Final report of the case by police-how prepared ?

                            Police as an investigating agency investigates the case as per procedure laid down in the law. After completion of investigation, case file is sent to concerned court for judicial verdict. Police prepares final report as per section 173 of the Criminal Procedure Code and presents supplementary report as per section 173(8) Criminal Procedure Code. Police presents final report (charge sheet) in three forms as :
  • Challan
  • Un-trace report
  • Cancellation report


Challan : Police prepares final report (charge-sheet) as challan against the accused in the case and presents report in the court for trial. The trial against the accused is held in the court in his presence and accused is convicted or acquitted or discharged (procedure discussed in earlier posts).


Un-traced report : Final report is presented as un -traced if accused does not join investigation or police is unable to arrest the accused in the case.Case file is always open for investigation. if police gets any information about the accused even after filing the final report as un-traced, police again starts investigation and after completing the formalities of the investigation, presents final report in the court for trial.

                 If final report is filed as un-traced, accused is declared as proclaimed offender (P.O.) and separate record is maintained for the proclaimed offender's in the police-station. Proclaimed offenders are declared as per section 82 and 83 of the Criminal Procedure Code as :

Proclamation for person absconding : If on police report or by itself, any court has reason to believe that any person is absconding or concealing himself, court may publish proclamation requiring him to appear at a specified place or time not less than 30 day of the proclamation.If such person fails to appear in such a period, court may declare him proclaimed offender after following a procedure. Proclamation is issued u/s 82 of the Criminal Procedure Code.

Attachment of property of person absconding : The court can order for the attachment of any property movable or immovable belonging to the the proclaimed offender. The  movable property is attached by seizure or appointment of a receiver and immovable property is attached by taking possession or appointment of receiver. If property is live-stock or perishable nature, court can order for immediate sale. Attachment of property is done u/s 83 of the Criminal Procedure Code.

Record of evidence in absence of accused : If it is proved that accused  has absconded and there is no chance of his immediate arrest, the competent court can try such person in his absence and examine witnesses in produced in behalf of the prosecution. This evidence is recorded in u/s 299 of the Criminal Procedure Code.

Cancellation report : After registration of the FIR, if the offences against the accused are not proved and allegations are found false. The investigating agency files the final report as cancellation report and recommends action u/s 182 of the Indian Penal Code against the complainant.

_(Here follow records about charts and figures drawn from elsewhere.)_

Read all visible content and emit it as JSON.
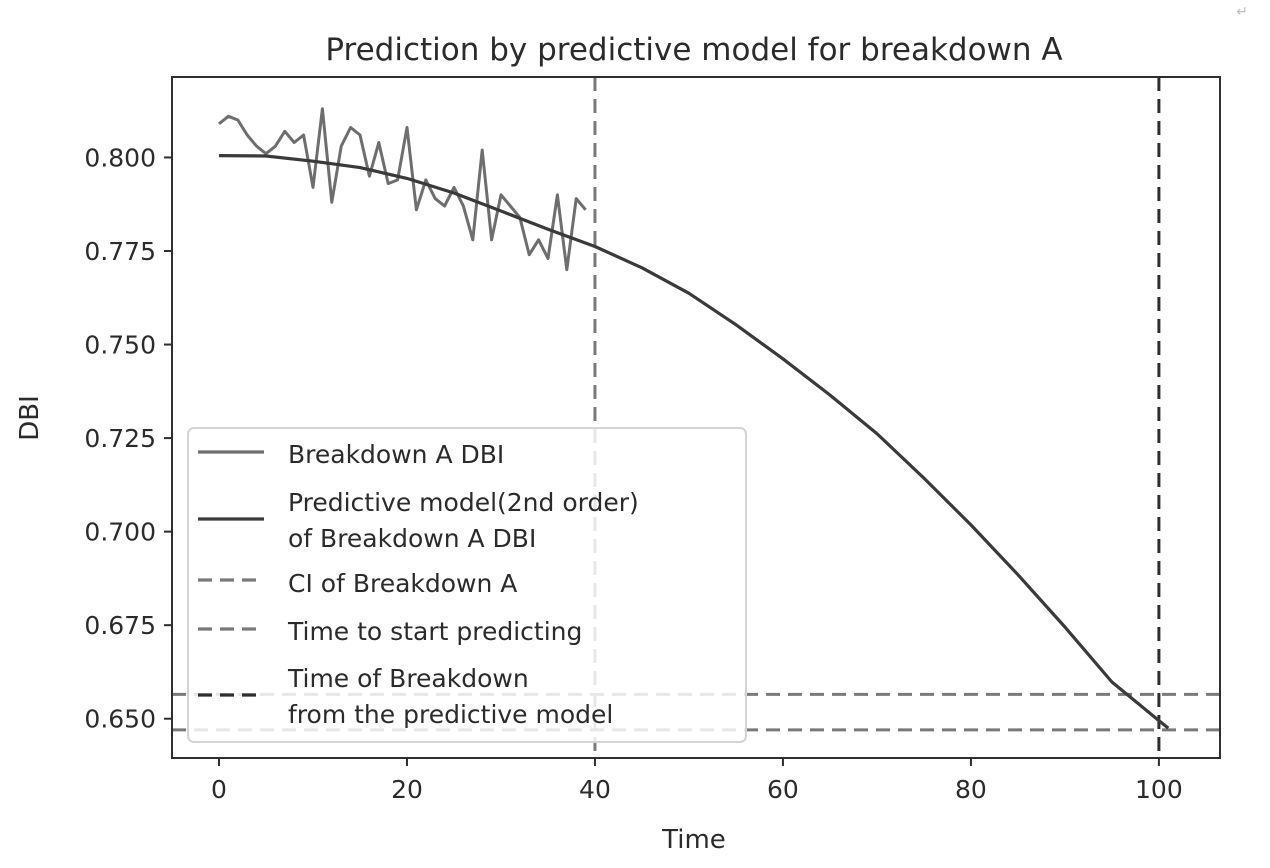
{
  "chart_data": {
    "type": "line",
    "title": "Prediction by predictive model for breakdown A",
    "xlabel": "Time",
    "ylabel": "DBI",
    "xlim": [
      -5,
      106.5
    ],
    "ylim": [
      0.6395,
      0.8215
    ],
    "x_ticks": [
      0,
      20,
      40,
      60,
      80,
      100
    ],
    "y_ticks": [
      0.65,
      0.675,
      0.7,
      0.725,
      0.75,
      0.775,
      0.8
    ],
    "x_tick_labels": [
      "0",
      "20",
      "40",
      "60",
      "80",
      "100"
    ],
    "y_tick_labels": [
      "0.650",
      "0.675",
      "0.700",
      "0.725",
      "0.750",
      "0.775",
      "0.800"
    ],
    "grid": false,
    "legend_position": "lower-left",
    "series": [
      {
        "name": "Breakdown A DBI",
        "color": "#6e6e6e",
        "style": "solid",
        "x": [
          0,
          1,
          2,
          3,
          4,
          5,
          6,
          7,
          8,
          9,
          10,
          11,
          12,
          13,
          14,
          15,
          16,
          17,
          18,
          19,
          20,
          21,
          22,
          23,
          24,
          25,
          26,
          27,
          28,
          29,
          30,
          31,
          32,
          33,
          34,
          35,
          36,
          37,
          38,
          39
        ],
        "y": [
          0.809,
          0.811,
          0.81,
          0.806,
          0.803,
          0.801,
          0.803,
          0.807,
          0.804,
          0.806,
          0.792,
          0.813,
          0.788,
          0.803,
          0.808,
          0.806,
          0.795,
          0.804,
          0.793,
          0.794,
          0.808,
          0.786,
          0.794,
          0.789,
          0.787,
          0.792,
          0.787,
          0.778,
          0.802,
          0.778,
          0.79,
          0.787,
          0.784,
          0.774,
          0.778,
          0.773,
          0.79,
          0.77,
          0.789,
          0.786
        ]
      },
      {
        "name": "Predictive model(2nd order)\n of Breakdown A DBI",
        "color": "#3a3a3a",
        "style": "solid",
        "x": [
          0,
          5,
          10,
          15,
          20,
          25,
          30,
          35,
          40,
          45,
          50,
          55,
          60,
          65,
          70,
          75,
          80,
          85,
          90,
          95,
          100,
          101
        ],
        "y": [
          0.8005,
          0.8004,
          0.799,
          0.7973,
          0.7944,
          0.7905,
          0.7857,
          0.7808,
          0.7762,
          0.7705,
          0.7637,
          0.7553,
          0.7462,
          0.7365,
          0.7262,
          0.7143,
          0.7018,
          0.6885,
          0.6745,
          0.6598,
          0.6495,
          0.6475
        ]
      }
    ],
    "reference_lines": [
      {
        "name": "CI of Breakdown A",
        "orientation": "horizontal",
        "value": 0.6565,
        "color": "#7a7a7a",
        "style": "dashed",
        "in_legend": true
      },
      {
        "name": "CI of Breakdown A",
        "orientation": "horizontal",
        "value": 0.647,
        "color": "#7a7a7a",
        "style": "dashed",
        "in_legend": false
      },
      {
        "name": "Time to start predicting",
        "orientation": "vertical",
        "value": 40,
        "color": "#7a7a7a",
        "style": "dashed",
        "in_legend": true
      },
      {
        "name": "Time of Breakdown\n from the predictive model",
        "orientation": "vertical",
        "value": 100,
        "color": "#2e2e2e",
        "style": "dashed",
        "in_legend": true
      }
    ]
  },
  "corner_glyph": "↵"
}
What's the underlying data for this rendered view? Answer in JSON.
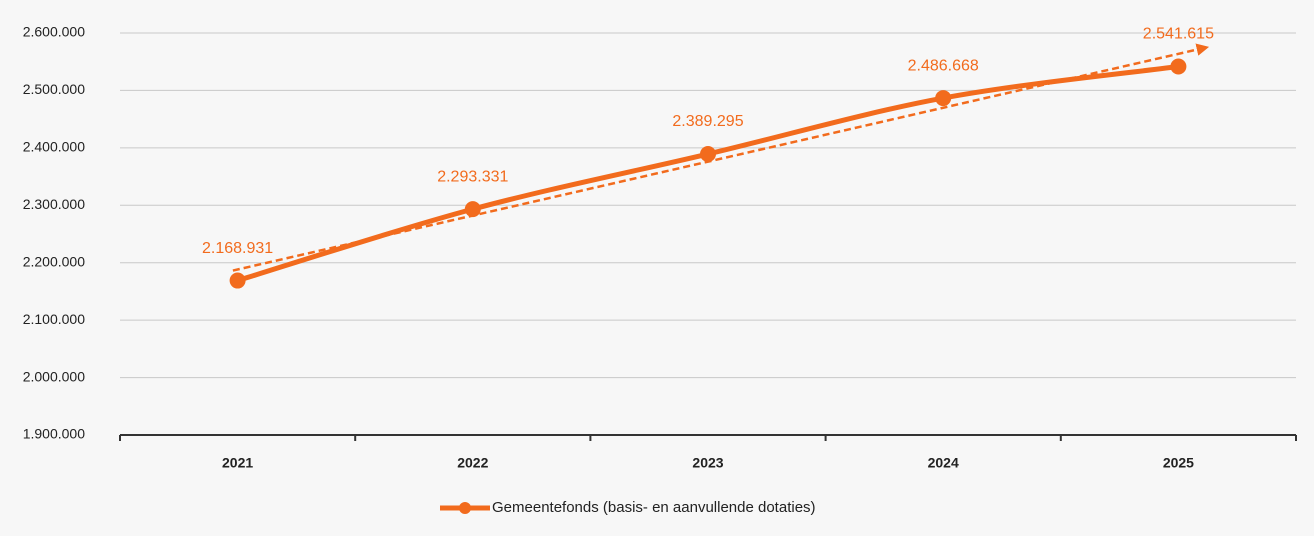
{
  "chart_data": {
    "type": "line",
    "categories": [
      "2021",
      "2022",
      "2023",
      "2024",
      "2025"
    ],
    "series": [
      {
        "name": "Gemeentefonds (basis- en aanvullende dotaties)",
        "color": "#f26b1d",
        "values": [
          2168931,
          2293331,
          2389295,
          2486668,
          2541615
        ],
        "value_labels": [
          "2.168.931",
          "2.293.331",
          "2.389.295",
          "2.486.668",
          "2.541.615"
        ]
      }
    ],
    "ylim": [
      1900000,
      2600000
    ],
    "yticks": [
      {
        "value": 1900000,
        "label": "1.900.000"
      },
      {
        "value": 2000000,
        "label": "2.000.000"
      },
      {
        "value": 2100000,
        "label": "2.100.000"
      },
      {
        "value": 2200000,
        "label": "2.200.000"
      },
      {
        "value": 2300000,
        "label": "2.300.000"
      },
      {
        "value": 2400000,
        "label": "2.400.000"
      },
      {
        "value": 2500000,
        "label": "2.500.000"
      },
      {
        "value": 2600000,
        "label": "2.600.000"
      }
    ],
    "grid": true,
    "trendline": true,
    "legend": "bottom"
  }
}
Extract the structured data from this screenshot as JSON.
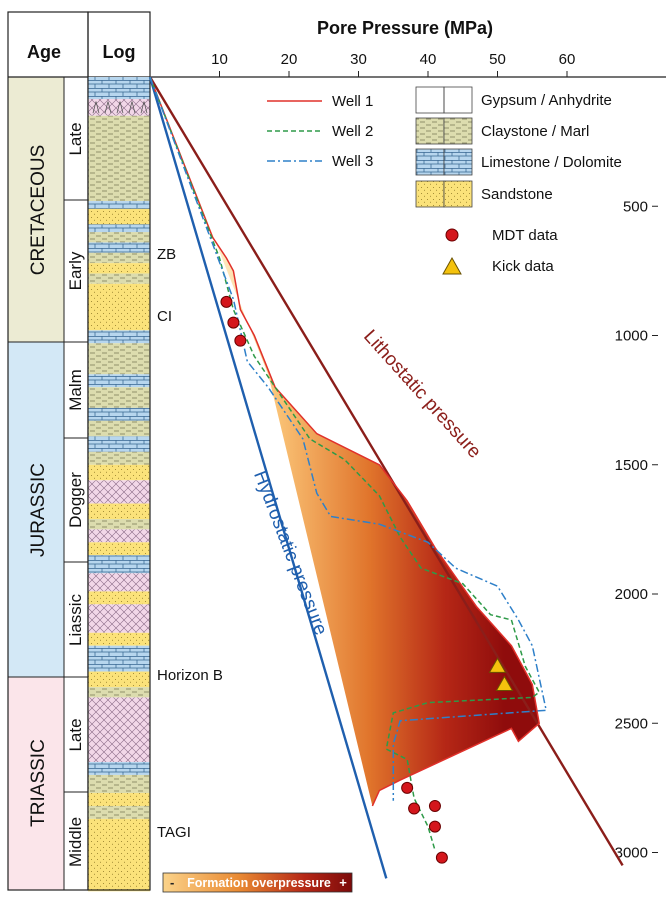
{
  "header": {
    "age_label": "Age",
    "log_label": "Log",
    "x_title": "Pore Pressure (MPa)"
  },
  "x_ticks": [
    "10",
    "20",
    "30",
    "40",
    "50",
    "60"
  ],
  "y_ticks": [
    "500",
    "1000",
    "1500",
    "2000",
    "2500",
    "3000"
  ],
  "periods": [
    {
      "name": "CRETACEOUS",
      "color": "#ecebd3",
      "epochs": [
        "Late",
        "Early"
      ]
    },
    {
      "name": "JURASSIC",
      "color": "#d3e8f6",
      "epochs": [
        "Malm",
        "Dogger",
        "Liassic"
      ]
    },
    {
      "name": "TRIASSIC",
      "color": "#fbe5ea",
      "epochs": [
        "Late",
        "Middle"
      ]
    }
  ],
  "horizons": [
    "ZB",
    "CI",
    "Horizon B",
    "TAGI"
  ],
  "legend": {
    "wells": [
      {
        "name": "Well 1",
        "color": "#e0302a",
        "dash": "solid"
      },
      {
        "name": "Well 2",
        "color": "#2e9a48",
        "dash": "dashed"
      },
      {
        "name": "Well 3",
        "color": "#2f80c9",
        "dash": "dashdot"
      }
    ],
    "lithologies": [
      {
        "name": "Gypsum / Anhydrite",
        "pattern": "gypsum"
      },
      {
        "name": "Claystone / Marl",
        "pattern": "clay"
      },
      {
        "name": "Limestone / Dolomite",
        "pattern": "lime"
      },
      {
        "name": "Sandstone",
        "pattern": "sand"
      }
    ],
    "markers": [
      {
        "name": "MDT data",
        "shape": "circle",
        "color": "#d4161c"
      },
      {
        "name": "Kick data",
        "shape": "triangle",
        "color": "#f4c20d"
      }
    ]
  },
  "annotations": {
    "lithostatic": "Lithostatic pressure",
    "hydrostatic": "Hydrostatic pressure"
  },
  "colorbar": {
    "minus": "-",
    "label": "Formation overpressure",
    "plus": "+"
  },
  "colors": {
    "lithostatic": "#8b1e1a",
    "hydrostatic": "#1f5fae",
    "overpressure_low": "#fff6d6",
    "overpressure_high": "#a01010"
  },
  "chart_data": {
    "type": "line",
    "xlabel": "Pore Pressure (MPa)",
    "ylabel": "",
    "xlim": [
      0,
      60
    ],
    "ylim": [
      0,
      3150
    ],
    "y_inverted": true,
    "lithostatic": [
      [
        0,
        0
      ],
      [
        68,
        3050
      ]
    ],
    "hydrostatic": [
      [
        0,
        0
      ],
      [
        34,
        3100
      ]
    ],
    "series": [
      {
        "name": "Well 1",
        "points": [
          [
            0,
            0
          ],
          [
            9,
            620
          ],
          [
            11,
            700
          ],
          [
            12,
            750
          ],
          [
            13,
            900
          ],
          [
            15,
            1000
          ],
          [
            18,
            1200
          ],
          [
            24,
            1380
          ],
          [
            33,
            1500
          ],
          [
            37,
            1640
          ],
          [
            41,
            1820
          ],
          [
            47,
            2050
          ],
          [
            52,
            2200
          ],
          [
            55,
            2350
          ],
          [
            56,
            2500
          ],
          [
            53,
            2570
          ],
          [
            52,
            2520
          ],
          [
            36,
            2720
          ],
          [
            33,
            2760
          ],
          [
            32,
            2820
          ]
        ]
      },
      {
        "name": "Well 2",
        "points": [
          [
            0,
            0
          ],
          [
            10,
            700
          ],
          [
            12,
            900
          ],
          [
            15,
            1080
          ],
          [
            23,
            1400
          ],
          [
            28,
            1480
          ],
          [
            33,
            1620
          ],
          [
            36,
            1780
          ],
          [
            39,
            1900
          ],
          [
            45,
            1960
          ],
          [
            49,
            2080
          ],
          [
            52,
            2100
          ],
          [
            54,
            2280
          ],
          [
            56,
            2380
          ],
          [
            55,
            2400
          ],
          [
            40,
            2420
          ],
          [
            35,
            2460
          ],
          [
            34,
            2600
          ],
          [
            37,
            2640
          ],
          [
            38,
            2790
          ],
          [
            40,
            2900
          ],
          [
            41,
            2990
          ]
        ]
      },
      {
        "name": "Well 3",
        "points": [
          [
            0,
            0
          ],
          [
            12,
            860
          ],
          [
            14,
            1100
          ],
          [
            17,
            1200
          ],
          [
            22,
            1400
          ],
          [
            24,
            1610
          ],
          [
            26,
            1700
          ],
          [
            33,
            1730
          ],
          [
            40,
            1800
          ],
          [
            44,
            1900
          ],
          [
            50,
            1970
          ],
          [
            53,
            2100
          ],
          [
            55,
            2200
          ],
          [
            57,
            2450
          ],
          [
            36,
            2490
          ],
          [
            35,
            2580
          ],
          [
            35,
            2800
          ]
        ]
      }
    ],
    "mdt_data": [
      [
        11,
        870
      ],
      [
        12,
        950
      ],
      [
        13,
        1020
      ],
      [
        37,
        2750
      ],
      [
        38,
        2830
      ],
      [
        41,
        2820
      ],
      [
        41,
        2900
      ],
      [
        42,
        3020
      ]
    ],
    "kick_data": [
      [
        50,
        2280
      ],
      [
        51,
        2350
      ]
    ]
  }
}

           False information, with intent to cause public servant to use his lawful power to the injury of another person (section 182 IPC) : Whoever gives to any public servant, any information which he knows or believes to be false, intending  to cause, or knowing it to be likely that he will thereby cause such public servant :
  •  To do or omit anything which such public servant ought not to do or omit if the true state of facts respecting which such information is given were known by him, or
  •  To use the lawful power of such public servant to the injury or annoyance of any person, shall be punished with imprisonment of either description for a term which may extend to six months, or with fine which may extend to one thousand rupees, or with both.